Objective: The aim of this study was to review molecular factors predictive of poor prognosis of women with EOC by reviewing microarray research identifying gene expression profiles.
Methods: A systematic search was performed in the electronic databases PubMed and ScienceDirect up to July 2008, combining the keywords "genome-wide," "microarray," "epithelial ovarian cancer" "prognosis," and "epithelial-mesenchymal transition" with specific expression profiles of genes.
Results: Many genes that participated in cell signaling, growth factors, transcription factors, proteinases, metabolism, cell adhesion, extracellular matrix component, cell proliferation, and anti-apoptosis were overexpressed in patients with poor prognosis.
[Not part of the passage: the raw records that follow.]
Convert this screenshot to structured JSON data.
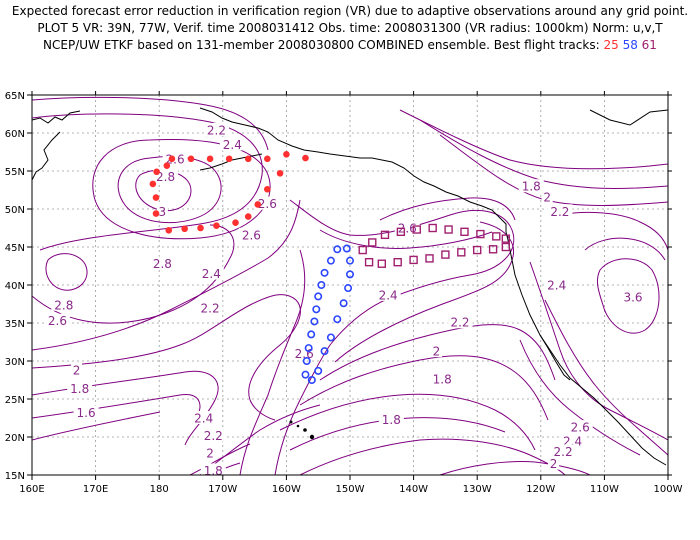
{
  "title": {
    "line1": "Expected forecast error reduction in verification region (VR) due to adaptive observations around any grid point.",
    "line2": "PLOT 5 VR: 39N, 77W, Verif. time 2008031412 Obs. time: 2008031300 (VR radius: 1000km) Norm: u,v,T",
    "line3_prefix": "NCEP/UW ETKF based on 131-member 2008030800 COMBINED ensemble.  Best flight tracks:",
    "track_ids": [
      "25",
      "58",
      "61"
    ]
  },
  "axes": {
    "lon_ticks": [
      "160E",
      "170E",
      "180",
      "170W",
      "160W",
      "150W",
      "140W",
      "130W",
      "120W",
      "110W",
      "100W"
    ],
    "lat_ticks": [
      "15N",
      "20N",
      "25N",
      "30N",
      "35N",
      "40N",
      "45N",
      "50N",
      "55N",
      "60N",
      "65N"
    ]
  },
  "colors": {
    "contour": "#800080",
    "label": "#8a2a8a",
    "coast": "#000000",
    "grid": "#9a9a9a",
    "track25": "#ff3030",
    "track58": "#2b46ff",
    "track61": "#a0206f"
  },
  "contour_labels": [
    {
      "text": "2.2",
      "lon": -171.0,
      "lat": 60.4
    },
    {
      "text": "2.4",
      "lon": -168.5,
      "lat": 58.5
    },
    {
      "text": "2.6",
      "lon": -177.5,
      "lat": 56.6
    },
    {
      "text": "2.8",
      "lon": -179.0,
      "lat": 54.3
    },
    {
      "text": "3",
      "lon": -179.5,
      "lat": 49.7
    },
    {
      "text": "2.6",
      "lon": -163.0,
      "lat": 50.7
    },
    {
      "text": "2.6",
      "lon": -165.5,
      "lat": 46.6
    },
    {
      "text": "2.8",
      "lon": -179.5,
      "lat": 42.8
    },
    {
      "text": "2.4",
      "lon": -171.8,
      "lat": 41.5
    },
    {
      "text": "2.8",
      "lon": 165.0,
      "lat": 37.4
    },
    {
      "text": "2.6",
      "lon": 164.0,
      "lat": 35.3
    },
    {
      "text": "2.2",
      "lon": -172.0,
      "lat": 37.0
    },
    {
      "text": "2",
      "lon": 167.0,
      "lat": 28.8
    },
    {
      "text": "1.8",
      "lon": 167.5,
      "lat": 26.4
    },
    {
      "text": "1.6",
      "lon": 168.5,
      "lat": 23.2
    },
    {
      "text": "2.4",
      "lon": -173.0,
      "lat": 22.5
    },
    {
      "text": "2.2",
      "lon": -171.5,
      "lat": 20.2
    },
    {
      "text": "2",
      "lon": -172.0,
      "lat": 17.9
    },
    {
      "text": "1.8",
      "lon": -171.5,
      "lat": 15.6
    },
    {
      "text": "1.6",
      "lon": -171.0,
      "lat": 13.2
    },
    {
      "text": "2.6",
      "lon": -157.2,
      "lat": 31.0
    },
    {
      "text": "2.4",
      "lon": -144.0,
      "lat": 38.7
    },
    {
      "text": "2.2",
      "lon": -132.7,
      "lat": 35.1
    },
    {
      "text": "2",
      "lon": -136.4,
      "lat": 31.3
    },
    {
      "text": "1.8",
      "lon": -135.5,
      "lat": 27.6
    },
    {
      "text": "1.8",
      "lon": -143.5,
      "lat": 22.3
    },
    {
      "text": "2.6",
      "lon": -141.0,
      "lat": 47.5
    },
    {
      "text": "2.4",
      "lon": -117.5,
      "lat": 40.0
    },
    {
      "text": "1.8",
      "lon": -121.5,
      "lat": 53.0
    },
    {
      "text": "2",
      "lon": -119.0,
      "lat": 51.6
    },
    {
      "text": "2.2",
      "lon": -117.0,
      "lat": 49.7
    },
    {
      "text": "3.6",
      "lon": -105.5,
      "lat": 38.4
    },
    {
      "text": "2.6",
      "lon": -113.8,
      "lat": 21.3
    },
    {
      "text": "2.4",
      "lon": -115.0,
      "lat": 19.5
    },
    {
      "text": "2.2",
      "lon": -116.5,
      "lat": 18.1
    },
    {
      "text": "2",
      "lon": -118.0,
      "lat": 16.5
    },
    {
      "text": "1.8",
      "lon": -119.5,
      "lat": 14.1
    }
  ],
  "tracks": {
    "track25": [
      [
        -178,
        56.6
      ],
      [
        -175,
        56.6
      ],
      [
        -172,
        56.6
      ],
      [
        -169,
        56.6
      ],
      [
        -166,
        56.6
      ],
      [
        -163,
        56.6
      ],
      [
        -160,
        57.2
      ],
      [
        -157,
        56.7
      ],
      [
        -161,
        54.7
      ],
      [
        -163,
        52.6
      ],
      [
        -164.5,
        50.6
      ],
      [
        -166,
        49.0
      ],
      [
        -168,
        48.2
      ],
      [
        -171,
        47.8
      ],
      [
        -173.5,
        47.5
      ],
      [
        -176,
        47.4
      ],
      [
        -178.5,
        47.2
      ],
      [
        179.5,
        49.4
      ],
      [
        179.5,
        51.5
      ],
      [
        179.0,
        53.3
      ],
      [
        179.6,
        54.9
      ],
      [
        -178.8,
        55.7
      ]
    ],
    "track58": [
      [
        -155.6,
        35.2
      ],
      [
        -156.1,
        33.5
      ],
      [
        -156.5,
        31.7
      ],
      [
        -156.8,
        30.0
      ],
      [
        -157.0,
        28.2
      ],
      [
        -156.0,
        27.5
      ],
      [
        -155.0,
        28.7
      ],
      [
        -154.0,
        31.3
      ],
      [
        -153.0,
        33.1
      ],
      [
        -152.0,
        35.5
      ],
      [
        -151.0,
        37.6
      ],
      [
        -150.3,
        39.6
      ],
      [
        -150.0,
        41.4
      ],
      [
        -150.0,
        43.2
      ],
      [
        -150.5,
        44.8
      ],
      [
        -152.0,
        44.7
      ],
      [
        -153.0,
        43.2
      ],
      [
        -154.0,
        41.6
      ],
      [
        -154.5,
        40.0
      ],
      [
        -155.0,
        38.5
      ],
      [
        -155.3,
        36.8
      ]
    ],
    "track61": [
      [
        -148.0,
        44.6
      ],
      [
        -146.5,
        45.6
      ],
      [
        -144.5,
        46.6
      ],
      [
        -142.0,
        47.0
      ],
      [
        -139.5,
        47.3
      ],
      [
        -137.0,
        47.5
      ],
      [
        -134.5,
        47.3
      ],
      [
        -132.0,
        47.0
      ],
      [
        -129.5,
        46.7
      ],
      [
        -127.0,
        46.4
      ],
      [
        -125.5,
        46.1
      ],
      [
        -125.5,
        45.0
      ],
      [
        -127.5,
        44.7
      ],
      [
        -130.0,
        44.6
      ],
      [
        -132.5,
        44.3
      ],
      [
        -135.0,
        44.0
      ],
      [
        -137.5,
        43.5
      ],
      [
        -140.0,
        43.3
      ],
      [
        -142.5,
        43.0
      ],
      [
        -145.0,
        42.8
      ],
      [
        -147.0,
        43.0
      ]
    ]
  }
}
Several important prognosis-related genes overlap with those known to be regulated by epithelial-mesenchymal transition (EMT). This signaling pathway of EMT (E-cadherin, β-catenin, receptor tyrosine kinases, NF-κB, TGF-β, or Wnt signalings) will be discussed, as it provides new insights into a new treatment strategy.
Conclusions: This review summarizes recent advances in prognosis-related molecular biology. Collectively, molecular changes possibly through EMT are considered to be a major contributor to the poor prognosis of EOC.